Evet, kitabın ana karakterlerinin de yan karakterlerin de adı yok. Bu aslında herkesin karşılaşabileceği, hayatımızdan bir öykü. Her gün biryerlerde pek çok ihanet yaşanıyor, bu yüzden ilişkiler bitebiliyor. Üstelik de bunun olması için ille de ilişkinin kötü gitmesi gerekmiyor. Her iki taraf çok mutluyken de ihanet araya girebiliyor. Pek çok kişinin özellikle kadınların kendinden bir şeyler bulabileceğini düşünüp, karakterleri isimsiz bıraktım; kadın ve adam diye yer aldılar öykünün içinde. Aslında hepimizden birer parça var onlarda.
-Bu kadar hayattan bir öykü olunca insan sormadan edemiyor, gerçek bir hikayeden mi esinlendiniz?
Maalesef pek çok kadının hayatında var olan bir hadise aldatılma. Hatta bırakın sıradan insanları, tüm dünyanın hayran olduğu kadın yıldızlar bile bundan nasibini alıyor. Şehirli kadında son dönemde dikkat çeken bir başka nokta ise; başka birinin varlığından çok, kandırıldığı için tepki gösteriyor kadın. Yani adamı sevmiş, hayatını adamış, onu mutlu etmek için elinden geleni yaparken bir anda ihanet gerçeği ile karşılaşıyor ve bunu hazmetmekte zorlanıyor. Dolayısıyla benim öyküm de biraz gerçek, biraz kurgu diyebilirim.
-Bir de son derece romantik aşk mektupları var kitabınızda.

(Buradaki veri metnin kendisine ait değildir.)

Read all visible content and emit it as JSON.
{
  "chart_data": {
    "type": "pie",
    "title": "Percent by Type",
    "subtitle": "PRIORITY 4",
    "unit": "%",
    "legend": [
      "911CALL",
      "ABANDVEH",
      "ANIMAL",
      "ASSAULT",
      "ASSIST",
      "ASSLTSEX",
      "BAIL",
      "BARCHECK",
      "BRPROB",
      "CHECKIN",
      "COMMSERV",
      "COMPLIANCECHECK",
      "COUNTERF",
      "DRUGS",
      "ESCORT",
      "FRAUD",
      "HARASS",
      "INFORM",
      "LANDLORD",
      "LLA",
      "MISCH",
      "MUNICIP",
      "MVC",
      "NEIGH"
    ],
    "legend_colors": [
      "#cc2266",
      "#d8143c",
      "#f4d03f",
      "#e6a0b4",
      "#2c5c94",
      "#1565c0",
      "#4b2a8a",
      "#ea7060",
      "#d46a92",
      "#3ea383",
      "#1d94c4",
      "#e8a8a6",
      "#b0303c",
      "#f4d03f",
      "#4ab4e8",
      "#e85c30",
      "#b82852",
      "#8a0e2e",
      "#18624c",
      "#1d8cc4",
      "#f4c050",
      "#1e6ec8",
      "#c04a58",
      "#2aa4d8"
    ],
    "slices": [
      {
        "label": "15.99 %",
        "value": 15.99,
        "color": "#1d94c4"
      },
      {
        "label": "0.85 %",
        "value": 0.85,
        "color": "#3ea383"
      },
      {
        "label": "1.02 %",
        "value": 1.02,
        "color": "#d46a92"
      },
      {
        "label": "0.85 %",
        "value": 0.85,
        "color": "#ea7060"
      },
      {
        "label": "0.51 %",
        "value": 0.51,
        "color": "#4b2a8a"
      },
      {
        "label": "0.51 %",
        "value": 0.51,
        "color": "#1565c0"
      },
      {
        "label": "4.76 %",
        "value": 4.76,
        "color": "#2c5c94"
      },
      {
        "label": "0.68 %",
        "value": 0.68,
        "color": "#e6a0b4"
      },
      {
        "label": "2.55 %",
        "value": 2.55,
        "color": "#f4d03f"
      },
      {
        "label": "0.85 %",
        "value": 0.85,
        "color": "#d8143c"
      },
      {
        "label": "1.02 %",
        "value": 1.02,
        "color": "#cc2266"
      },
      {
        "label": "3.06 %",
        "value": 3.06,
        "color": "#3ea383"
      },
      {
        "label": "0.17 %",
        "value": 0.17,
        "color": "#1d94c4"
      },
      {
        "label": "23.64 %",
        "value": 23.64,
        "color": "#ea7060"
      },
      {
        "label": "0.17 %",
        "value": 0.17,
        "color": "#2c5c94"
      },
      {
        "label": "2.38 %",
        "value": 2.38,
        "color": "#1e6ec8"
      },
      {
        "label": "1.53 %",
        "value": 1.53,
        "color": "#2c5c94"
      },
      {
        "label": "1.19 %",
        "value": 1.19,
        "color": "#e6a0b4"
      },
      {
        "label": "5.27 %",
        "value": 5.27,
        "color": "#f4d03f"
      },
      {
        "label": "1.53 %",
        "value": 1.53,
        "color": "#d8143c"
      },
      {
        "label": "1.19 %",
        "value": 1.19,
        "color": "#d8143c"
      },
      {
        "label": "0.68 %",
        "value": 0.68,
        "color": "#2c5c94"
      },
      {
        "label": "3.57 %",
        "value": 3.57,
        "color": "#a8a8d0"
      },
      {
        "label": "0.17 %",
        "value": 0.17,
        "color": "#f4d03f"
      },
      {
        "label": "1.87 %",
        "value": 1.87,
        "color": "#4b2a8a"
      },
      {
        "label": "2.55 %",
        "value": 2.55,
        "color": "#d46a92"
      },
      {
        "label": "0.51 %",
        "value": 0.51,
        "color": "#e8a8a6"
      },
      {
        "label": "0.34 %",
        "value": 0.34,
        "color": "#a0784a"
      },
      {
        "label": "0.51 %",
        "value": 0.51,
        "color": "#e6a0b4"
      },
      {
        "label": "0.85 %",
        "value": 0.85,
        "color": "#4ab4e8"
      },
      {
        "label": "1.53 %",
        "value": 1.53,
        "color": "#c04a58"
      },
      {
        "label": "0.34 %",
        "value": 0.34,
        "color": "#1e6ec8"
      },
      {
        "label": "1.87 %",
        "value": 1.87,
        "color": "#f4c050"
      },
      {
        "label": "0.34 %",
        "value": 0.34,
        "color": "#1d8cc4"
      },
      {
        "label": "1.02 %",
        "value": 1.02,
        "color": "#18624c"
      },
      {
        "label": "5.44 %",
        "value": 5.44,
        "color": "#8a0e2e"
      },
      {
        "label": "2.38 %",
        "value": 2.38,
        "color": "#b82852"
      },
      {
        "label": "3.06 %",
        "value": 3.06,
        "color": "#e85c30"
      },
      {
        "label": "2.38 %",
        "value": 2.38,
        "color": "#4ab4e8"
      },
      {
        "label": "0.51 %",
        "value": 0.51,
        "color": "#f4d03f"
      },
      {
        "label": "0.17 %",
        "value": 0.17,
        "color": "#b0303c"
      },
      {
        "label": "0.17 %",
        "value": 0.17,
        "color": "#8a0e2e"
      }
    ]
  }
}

Bunlardan söz edelim mi biraz?
Kadın ve adamın en saf, en yalın haliyle iç dünyasının yansıması bu mektuplar… Ama hani yazılıp da hiç gönderilmeyen türden. Aslında bunun yorumunu da biraz okuyucuya bıraktım. Yani bunlar sadece dillenmeyen düşünceler mi, yoksa yazılıp köşeye konulmuş mektuplar mı; ona okuyucu karar verecek, nasıl olmasını istiyorlarsa öyle olacak.
Aşk ihaneti affeder mi?
-Kitaptaki erkek mektuplarını sanatçı Nedim Zeper yazmış. O nasıl bu öyküde yer aldı?

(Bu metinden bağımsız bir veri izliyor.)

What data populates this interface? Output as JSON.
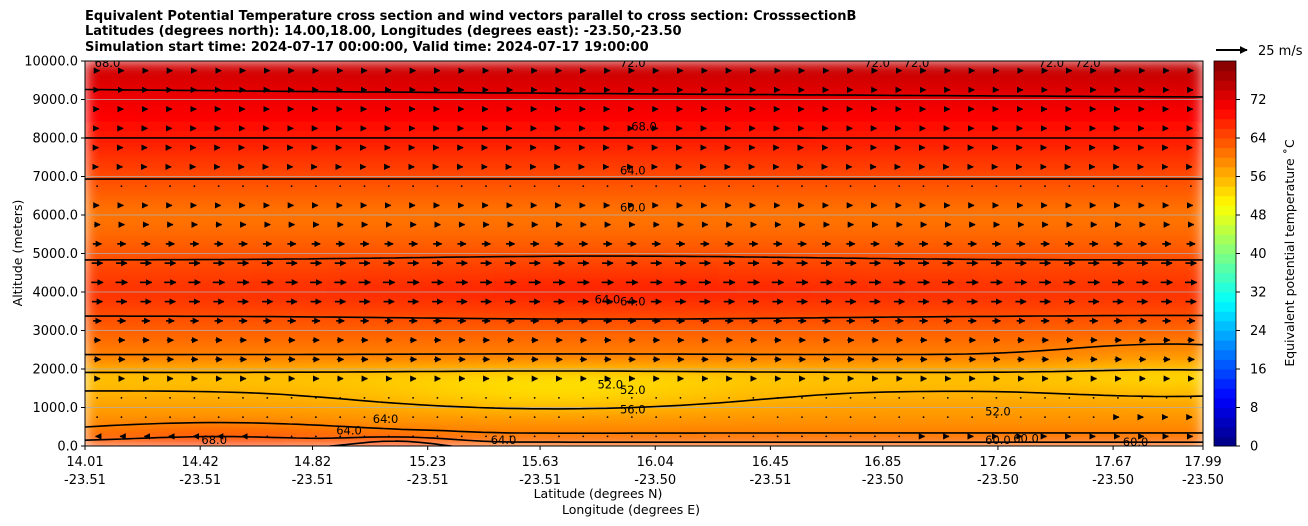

Nedim benim için çok özel bir dost. Kendisi bir süre önce askerdeydi. Uygun olduğu zamanlarda beni aradığında telefonla konuşurken, bana yeni yaptığı besteleri, yazdığı şiirleri okurdu. Ben de bir gün ona ‘bak sana bir şey göndereceğim, bakalım sevecek misin?’ dedim ve kitaptaki kadın mektuplarının ilkini yolladım. Nedim büyülenmiş şekilde aradı beni ve kitaptaki erkek karakterin mektuplarını kendisinin yazmak istediğini söyledi. Bir erkeğin duygularını yine bir erkeğin dilinden anlatmak benim için de harika bir gelişme oldu. Böylece ben erkek karakterle ilgili bitirdiğim her bölümü Nedim’e attım ve o da o bölümün yaşattığı hislere uygun mektuplar kaleme aldı. Bu çok heyecanlı, çok keyifli bir süreçti her ikimiz için de…

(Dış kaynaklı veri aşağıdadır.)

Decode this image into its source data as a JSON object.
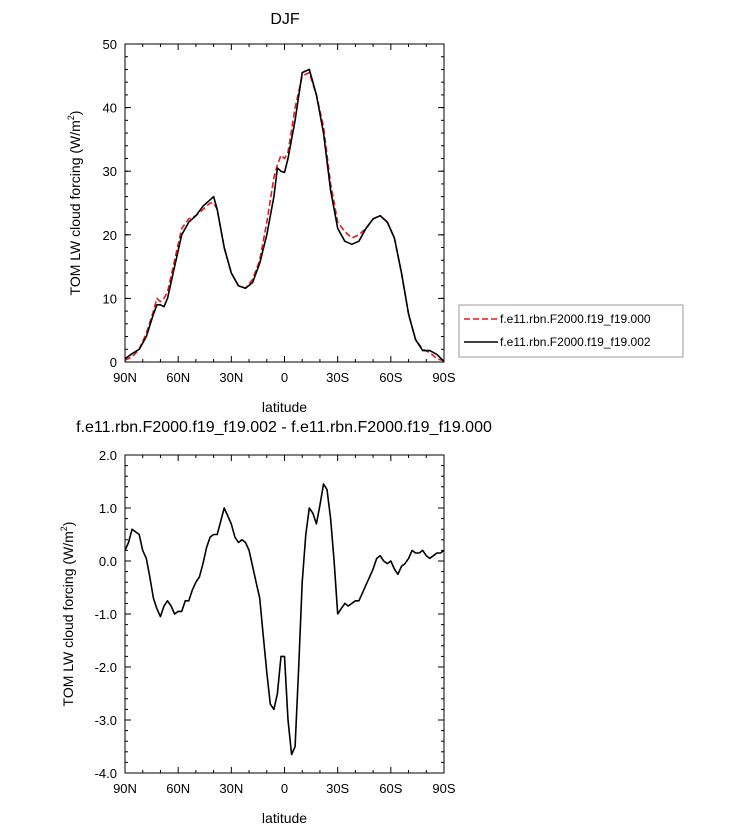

-Duyduk ki mektupların şarkıları da yapılıyormuş?
Bu, okuyucularımızı bekleyen bir başka sürpriz aslında… Nedim Zeper, yeni albümü için kitaptaki bazı mektupları şarkı haline getirdi ve inanın ortaya inanılmaz romantik eserler çıktı. Yakın zamanda bu çok duygusal mektupların şarkı hallerini de dinleyebileceğiz.
Aşk ihaneti affeder mi?
-Romandaki kadın ve adamın duygusal halinden de söz edelim mi biraz?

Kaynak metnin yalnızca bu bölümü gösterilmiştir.